- Occupations: Newsreader Continuity Announcer
- Notable credit(s): BBC World Service, BBC Radio 2, BBC Radio Scotland

= Iain Purdon =

Iain Purdon is a retired broadcaster.

== Biography ==

Iain Purdon was born in Edinburgh. After school education in the South of England he returned to Scotland and joined the city hospital radio service while at the University of Edinburgh. He went on to work in various computer-related jobs while attempting to pursue a radio career.

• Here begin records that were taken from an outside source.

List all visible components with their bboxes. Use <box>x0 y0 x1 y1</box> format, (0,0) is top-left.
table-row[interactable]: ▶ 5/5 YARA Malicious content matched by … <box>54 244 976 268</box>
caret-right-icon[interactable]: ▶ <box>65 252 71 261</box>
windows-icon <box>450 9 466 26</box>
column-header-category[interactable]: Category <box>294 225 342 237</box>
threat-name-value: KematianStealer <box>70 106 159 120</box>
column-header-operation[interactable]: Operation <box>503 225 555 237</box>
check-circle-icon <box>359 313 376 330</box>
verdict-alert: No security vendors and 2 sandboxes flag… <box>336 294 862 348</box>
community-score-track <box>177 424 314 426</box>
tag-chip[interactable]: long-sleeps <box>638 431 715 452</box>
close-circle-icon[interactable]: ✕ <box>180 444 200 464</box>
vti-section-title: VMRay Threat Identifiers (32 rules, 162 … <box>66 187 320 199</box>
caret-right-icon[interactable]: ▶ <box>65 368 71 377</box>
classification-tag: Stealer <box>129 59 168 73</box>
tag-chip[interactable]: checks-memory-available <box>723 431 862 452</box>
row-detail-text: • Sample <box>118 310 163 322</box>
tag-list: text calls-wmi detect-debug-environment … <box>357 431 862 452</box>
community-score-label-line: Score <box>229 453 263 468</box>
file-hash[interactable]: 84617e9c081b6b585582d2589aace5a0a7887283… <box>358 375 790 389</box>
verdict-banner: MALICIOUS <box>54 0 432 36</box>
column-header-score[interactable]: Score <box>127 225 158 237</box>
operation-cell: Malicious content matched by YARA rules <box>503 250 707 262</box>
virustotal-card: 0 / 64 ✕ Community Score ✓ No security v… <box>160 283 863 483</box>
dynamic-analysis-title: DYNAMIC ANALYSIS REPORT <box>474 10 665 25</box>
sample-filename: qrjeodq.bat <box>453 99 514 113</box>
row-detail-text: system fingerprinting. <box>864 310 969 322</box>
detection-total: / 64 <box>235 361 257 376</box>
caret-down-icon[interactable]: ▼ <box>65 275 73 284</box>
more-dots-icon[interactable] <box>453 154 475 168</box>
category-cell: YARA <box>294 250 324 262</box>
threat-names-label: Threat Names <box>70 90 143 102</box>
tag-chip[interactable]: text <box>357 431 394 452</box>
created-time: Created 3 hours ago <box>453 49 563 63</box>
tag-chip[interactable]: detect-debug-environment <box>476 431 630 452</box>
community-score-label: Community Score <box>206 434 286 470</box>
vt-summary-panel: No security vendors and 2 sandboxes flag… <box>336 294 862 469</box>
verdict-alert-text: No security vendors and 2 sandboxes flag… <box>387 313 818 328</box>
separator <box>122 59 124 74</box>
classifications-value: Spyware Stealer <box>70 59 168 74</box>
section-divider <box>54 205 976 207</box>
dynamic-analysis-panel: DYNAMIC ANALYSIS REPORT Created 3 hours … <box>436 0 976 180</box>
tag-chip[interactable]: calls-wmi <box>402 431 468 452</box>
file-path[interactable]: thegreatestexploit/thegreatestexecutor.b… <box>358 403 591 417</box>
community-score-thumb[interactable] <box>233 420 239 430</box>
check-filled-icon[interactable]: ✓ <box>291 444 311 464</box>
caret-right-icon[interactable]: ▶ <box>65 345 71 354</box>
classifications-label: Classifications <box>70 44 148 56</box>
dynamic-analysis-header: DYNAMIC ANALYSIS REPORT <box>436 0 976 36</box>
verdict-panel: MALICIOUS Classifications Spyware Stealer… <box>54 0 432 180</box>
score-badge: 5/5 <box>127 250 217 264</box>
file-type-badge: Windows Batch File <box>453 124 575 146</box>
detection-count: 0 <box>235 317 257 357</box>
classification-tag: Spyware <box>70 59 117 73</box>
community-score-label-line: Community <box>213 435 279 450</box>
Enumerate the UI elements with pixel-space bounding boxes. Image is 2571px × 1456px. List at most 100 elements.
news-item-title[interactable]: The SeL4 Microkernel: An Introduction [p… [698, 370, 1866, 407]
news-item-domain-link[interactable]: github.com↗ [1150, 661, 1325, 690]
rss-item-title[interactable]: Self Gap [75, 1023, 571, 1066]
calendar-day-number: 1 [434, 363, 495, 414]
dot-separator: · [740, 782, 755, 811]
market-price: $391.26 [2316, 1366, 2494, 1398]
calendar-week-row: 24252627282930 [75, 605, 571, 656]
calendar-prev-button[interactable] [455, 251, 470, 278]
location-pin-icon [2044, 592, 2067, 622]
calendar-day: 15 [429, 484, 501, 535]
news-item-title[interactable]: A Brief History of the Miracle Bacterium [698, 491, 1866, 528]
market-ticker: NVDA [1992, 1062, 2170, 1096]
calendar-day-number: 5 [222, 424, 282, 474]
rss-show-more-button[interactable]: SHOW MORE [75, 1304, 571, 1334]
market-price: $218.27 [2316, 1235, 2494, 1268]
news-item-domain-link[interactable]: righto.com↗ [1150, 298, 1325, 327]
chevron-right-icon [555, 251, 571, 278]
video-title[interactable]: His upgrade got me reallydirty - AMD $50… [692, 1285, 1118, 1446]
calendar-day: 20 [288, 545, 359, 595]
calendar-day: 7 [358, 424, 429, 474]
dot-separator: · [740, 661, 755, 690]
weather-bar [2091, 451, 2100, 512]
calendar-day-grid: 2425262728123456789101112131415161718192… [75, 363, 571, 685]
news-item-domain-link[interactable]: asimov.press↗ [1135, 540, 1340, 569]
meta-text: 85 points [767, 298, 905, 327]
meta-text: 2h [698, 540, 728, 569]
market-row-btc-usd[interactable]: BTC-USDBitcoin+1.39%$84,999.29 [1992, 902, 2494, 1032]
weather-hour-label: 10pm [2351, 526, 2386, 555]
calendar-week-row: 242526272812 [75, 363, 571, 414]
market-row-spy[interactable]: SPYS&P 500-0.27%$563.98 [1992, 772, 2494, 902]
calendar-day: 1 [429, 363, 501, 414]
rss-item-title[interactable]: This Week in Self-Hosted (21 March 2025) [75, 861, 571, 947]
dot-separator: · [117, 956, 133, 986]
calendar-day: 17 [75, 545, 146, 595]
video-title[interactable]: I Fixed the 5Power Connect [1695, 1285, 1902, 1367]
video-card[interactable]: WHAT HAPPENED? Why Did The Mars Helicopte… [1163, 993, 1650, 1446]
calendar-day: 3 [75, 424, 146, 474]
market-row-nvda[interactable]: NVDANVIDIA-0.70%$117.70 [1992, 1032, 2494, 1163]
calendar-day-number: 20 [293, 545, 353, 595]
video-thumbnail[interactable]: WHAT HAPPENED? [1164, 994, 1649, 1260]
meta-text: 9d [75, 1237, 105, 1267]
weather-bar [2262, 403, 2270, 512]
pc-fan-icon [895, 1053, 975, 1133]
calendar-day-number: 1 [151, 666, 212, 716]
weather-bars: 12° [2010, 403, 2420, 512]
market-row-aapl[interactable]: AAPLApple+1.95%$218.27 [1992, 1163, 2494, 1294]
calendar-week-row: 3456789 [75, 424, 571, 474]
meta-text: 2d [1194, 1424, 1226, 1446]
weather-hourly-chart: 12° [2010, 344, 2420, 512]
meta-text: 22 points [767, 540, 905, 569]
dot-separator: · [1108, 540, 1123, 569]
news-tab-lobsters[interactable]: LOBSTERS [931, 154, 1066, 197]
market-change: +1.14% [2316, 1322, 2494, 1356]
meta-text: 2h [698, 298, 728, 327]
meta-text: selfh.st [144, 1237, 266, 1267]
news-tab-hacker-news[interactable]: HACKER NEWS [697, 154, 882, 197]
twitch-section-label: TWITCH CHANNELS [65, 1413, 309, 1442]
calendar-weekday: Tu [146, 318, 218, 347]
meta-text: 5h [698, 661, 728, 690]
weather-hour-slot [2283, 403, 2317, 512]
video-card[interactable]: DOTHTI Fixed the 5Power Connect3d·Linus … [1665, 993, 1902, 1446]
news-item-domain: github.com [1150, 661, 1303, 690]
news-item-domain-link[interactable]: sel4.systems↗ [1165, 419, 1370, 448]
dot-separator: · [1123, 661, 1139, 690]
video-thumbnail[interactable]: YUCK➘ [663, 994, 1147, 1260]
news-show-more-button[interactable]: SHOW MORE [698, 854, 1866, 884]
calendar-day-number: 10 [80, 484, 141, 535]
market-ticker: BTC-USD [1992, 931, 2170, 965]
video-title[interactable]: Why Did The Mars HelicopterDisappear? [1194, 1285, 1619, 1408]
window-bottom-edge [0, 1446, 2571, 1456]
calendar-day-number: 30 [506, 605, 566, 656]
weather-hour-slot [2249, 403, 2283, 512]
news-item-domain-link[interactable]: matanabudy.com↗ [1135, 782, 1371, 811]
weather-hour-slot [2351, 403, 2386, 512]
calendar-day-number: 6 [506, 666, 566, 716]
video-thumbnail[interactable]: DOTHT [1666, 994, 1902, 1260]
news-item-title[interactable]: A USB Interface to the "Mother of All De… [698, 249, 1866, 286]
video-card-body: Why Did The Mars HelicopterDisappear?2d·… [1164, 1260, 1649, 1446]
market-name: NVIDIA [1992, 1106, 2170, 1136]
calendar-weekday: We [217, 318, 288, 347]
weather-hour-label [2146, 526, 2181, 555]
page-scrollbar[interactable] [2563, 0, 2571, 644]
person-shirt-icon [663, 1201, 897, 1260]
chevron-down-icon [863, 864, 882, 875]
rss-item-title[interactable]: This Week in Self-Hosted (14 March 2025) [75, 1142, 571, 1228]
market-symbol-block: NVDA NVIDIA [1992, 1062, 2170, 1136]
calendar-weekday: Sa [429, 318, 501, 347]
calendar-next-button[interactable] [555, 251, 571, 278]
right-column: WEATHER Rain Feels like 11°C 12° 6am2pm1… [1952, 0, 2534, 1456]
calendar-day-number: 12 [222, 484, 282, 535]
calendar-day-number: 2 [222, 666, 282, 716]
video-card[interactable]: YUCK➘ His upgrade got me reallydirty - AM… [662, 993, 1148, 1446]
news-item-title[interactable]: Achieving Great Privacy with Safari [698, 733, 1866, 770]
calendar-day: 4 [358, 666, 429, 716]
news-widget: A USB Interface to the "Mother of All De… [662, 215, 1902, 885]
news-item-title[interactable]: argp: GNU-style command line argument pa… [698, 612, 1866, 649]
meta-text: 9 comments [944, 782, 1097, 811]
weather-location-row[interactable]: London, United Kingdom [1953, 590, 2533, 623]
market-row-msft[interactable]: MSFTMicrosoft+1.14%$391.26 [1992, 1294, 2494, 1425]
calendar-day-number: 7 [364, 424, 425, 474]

He joined BBC Scotland in May 1973 as a newsreader and continuity announcer for the Radio 4 Scotland opt-out service. From 1975-1978 he was also a regular TV announcer on BBC One Scotland. He was appointed to lead the announcer team at the launch of BBC Radio Scotland in 1978, also presenting music and magazine programmes. In 1982 he moved to BBC Radio 2 where he became editor of the presentation team until 1993. After a year in local radio journalism at BBC CWR, followed by a spell of freelancing with BBC Radio 4 and BFBS UK, he moved in April 1995 to the BBC World Service delivering news bulletins and summaries to radio audiences around the world. Iain Purdon presented the last ever bulletin from Bush House at 11.00 GMT on 12 July 2012 before moving immediately to complete his shift at Broadcasting House. He retired from the BBC staff in October 2013 but continued to work as an occasional relief newsreader on the World Service until May 2016.